Publicado na Coluna Semanal do Dr. Noronha a convite do sítio “Última Instância – Revista Jurídica”, São Paulo, Brasil, 23 de dezembro de 2009.
São Paulo – Na semana do dia 14 de dezembro de 2009, o Judiciário inglês decretou um mandado de prisão contra Tzipi Livni, ex-chanceler de Israel, por sua participação nos abusos havidos quando da incursão militar israelense na Faixa de Gaza, há um ano.
A mesma doutrina já havia sido utilizada pelos tribunais belgas na perseguição criminal do ex-primeiro-ministro de Israel, Ariel Sharon, por conta de sua participação no massacre dos campos de refugiados Sabra e Shatila, em 1982, no Líbano.

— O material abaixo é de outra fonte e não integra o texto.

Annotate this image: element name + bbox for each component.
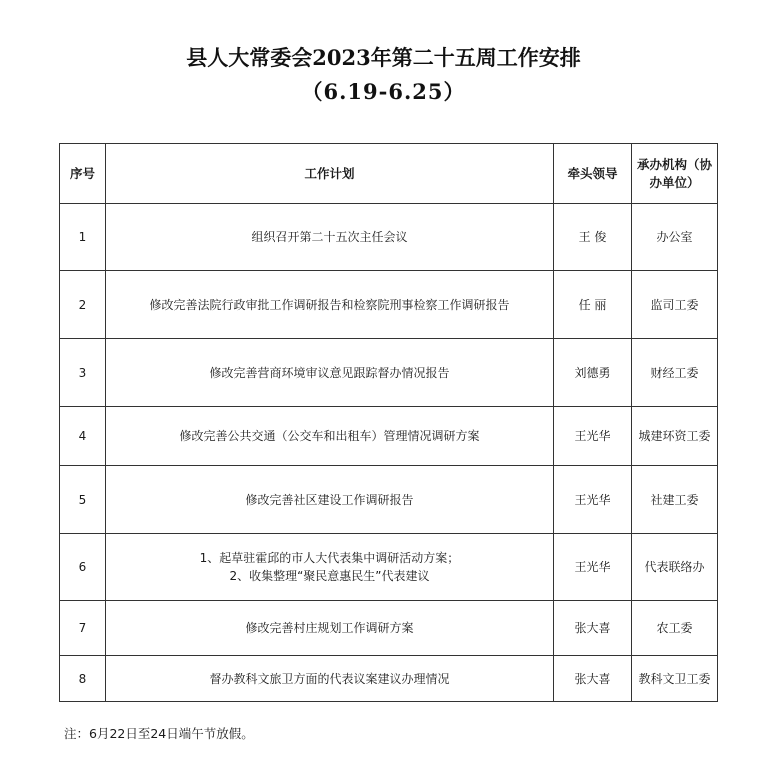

Esse foi também o embasamento legal utilizado pelo Judiciário espanhol para a decretação de um mandado internacional de prisão contra o General Augusto Pinochet e, por Israel, para julgar o nazista Adolf Eichmann.
A doutrina da jurisdição universal evoluiu de uma base legal consuetudinária muito limitada ao combate à pirataria, existente desde o direito romano, para dar o substrato jurídico que permitiu a perseguição dos crimes de guerra praticados durante a Segunda Guerra Mundial pelas potências derrotadas, nos tribunais de Nuremberg e Tóquio.
Em realidade a doutrina da jurisdição universal apresenta uma exceção ao princípio da territorialidade, um dos fundamentos do conceito de soberania. Assim, a doutrina sob comento reconhece uma jurisdição extraterritorial no caso de crimes que, por sua gravidade, são reputados cometidos erga omnes, ou seja, toda a comunidade mundial, mas também contra o direito cogente, jus cogens, normas absolutas e irrevogáveis do direito internacional.
A combinação desses dois fatores permitiria a um Estado o processo criminal de cidadãos de terceiros países, nele não residentes, não apenas por crimes cometidos em seu território e contra seus habitantes e suas respectivas propriedades, mas também daqueles sem nenhum vínculo direto com seu ordenamento jurídico de direito interno.
A doutrina da jurisdição universal inspirou a adoção pela comunidade internacional, através do Tratado de Roma de 1998, de um estatuto e estrutura judiciária para a perseguição criminal do genocídio, de crimes contra a Humanidade, crimes de guerra e assemelhados. Todavia, o Tratado de Roma somente é válido para os seus signatários.
Da mesma maneira, as mais recentes convenções internacionais para a supressão do terrorismo, como a Convenção Européia de 1977, e as Convenções Internacionais de 1997 e de 1999, valem-se da doutrina em comento para assegurar a jurisdição extraterritorial nos crimes ali definidos, estabelecendo um mecanismo possível para o respectivo processo criminal.
O próprio Conselho de Segurança da ONU (Organização das Nações Unidas), na Resolução 1566, de 2004, conclama as nações a punir atos criminosos, incluindo os praticados contra civis, praticados com o propósito de provocar um estado de terror no público em geral, intimidar uma população ou compelir um governo ou organismo internacional a praticar ou se abster da prática de qualquer ato.
Por sua natureza consuetudinária e também flexível, a doutrina da jurisdição internacional tem sido historicamente utilizada com erros e acertos e, muitas vezes, até mesmo para justificar o exercício arbitrário das próprias razões de certos Estados. Porém, a mesma doutrina tem sido usada para a perseguição de certos graves crimes ainda não alcançáveis pelo direito internacional, como o Tratado de Roma.
Parece claro que a forma de se dar maior segurança jurídica ao combate dos graves ilícitos criminais na esfera internacional seja o adensamento do direito internacional com a adesão ao Tratado de Roma por todos os países e a conseqüente universalização do aceite de suas normas.